You shouldn't probably do that. But if you really want to do it, it's something that you can do. And another thing you can prevent people from deleting or modifying resources, and you can have, in a way, those resources centrally managed. For instance, you might have administrator access in development accounts, but still, there are things that you can limit even to people that have administrator access in those accounts.

For instance, you don't want them to be able to delete organization managed roles, or turn off config rules or crowd trail logging, because you can guarantee that they won't be able to do this using specific SCTs. Another use case that I've seen quite commonly is that you can limit the type of EC2 instances that can be launched. And this is something that is done because there are some EC2 instances that are very expensive.

Imagine the ones with like tons of GPU, or the very advanced ones, maybe for, I don't know, graphics use cases, or AI model training use cases. Those are very expensive, and you rarely need them, unless you're really trying to cover that particular use case.
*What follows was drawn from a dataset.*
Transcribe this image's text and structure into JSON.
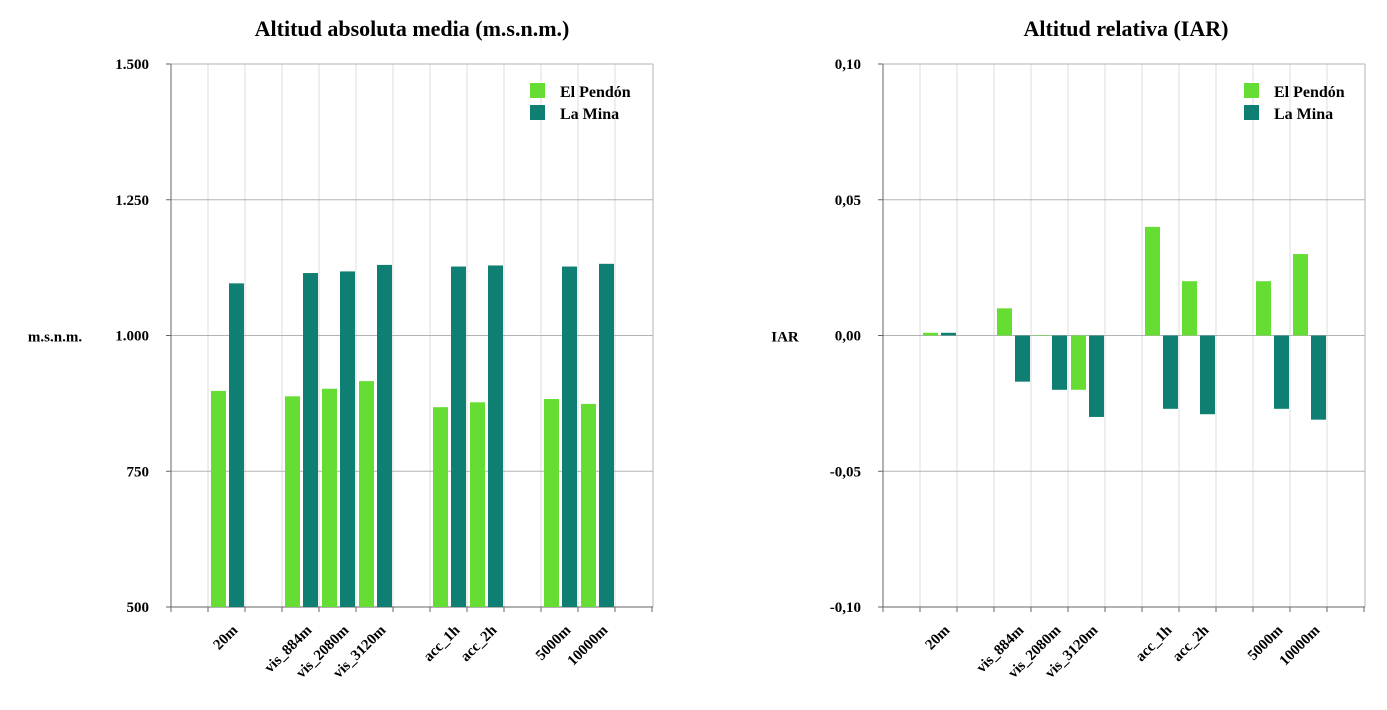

So I think it's a good practice to try to disable those using an SCP, because that's going to make sure that you're not accidentally going to spawn up EC2 instances that might end up being very expensive. So at this point, you should have a good idea of what SCPs are, what they're good for. Now, how do you start creating them? Well, you can create them in the organization section of the AWS Management Console.

Eoin: Ideally, you should use some form of infrastructure as code. AWS Control Tower will create default SCPs for you with some sensible first best practices. So that's a good first option, and that's kind of, I suppose, a gateway for a lot of people in this area. Terraform, again, we seem to be mentioning this repository almost every episode now, but Conor Marr, our colleague, has some nice examples in his Terraform landing zone repo.

Link will be in the show notes. And if you're using CloudFormation or OrgFormation as well, the OrgFormation repo has some examples. And this is all stuff that we covered in episode 96. So we don't have to go into too much detail around how to create them. Essentially, we're talking about infrastructure as code for organizations, which was the exact topic we covered in episode 96. So if that's of interest to you, feel free to go back and check out that episode.

Maybe before we finish, it's probably worth mentioning that troubleshooting SCPs, as we alluded to, can be a bit difficult. For other policy types, you can use the IAM policy simulator, and usually it will be able to highlight the area that denied or didn't really allow access well. So it can highlight denies and specific policies. But with service control policies, you don't get to see in the IAM policy simulator what is being explicitly or implicitly denied.

It just says denied by AWS organizations, which can be a bit frustrating. So it's one of the areas where I think SCPs scare me a little bit, even though in general they're really good practice and everybody should use them, as long as they're pretty coarse grained and you don't go to town on them. But maybe this is a general appeal. If anybody has any great tips for troubleshooting SCPs, we're pretty interested to hear about them. So please share them with us. And let us know as well if you have any other neat use cases for service control policies. And with that, thanks again for joining us, and we'll see you in the next AWS Bites.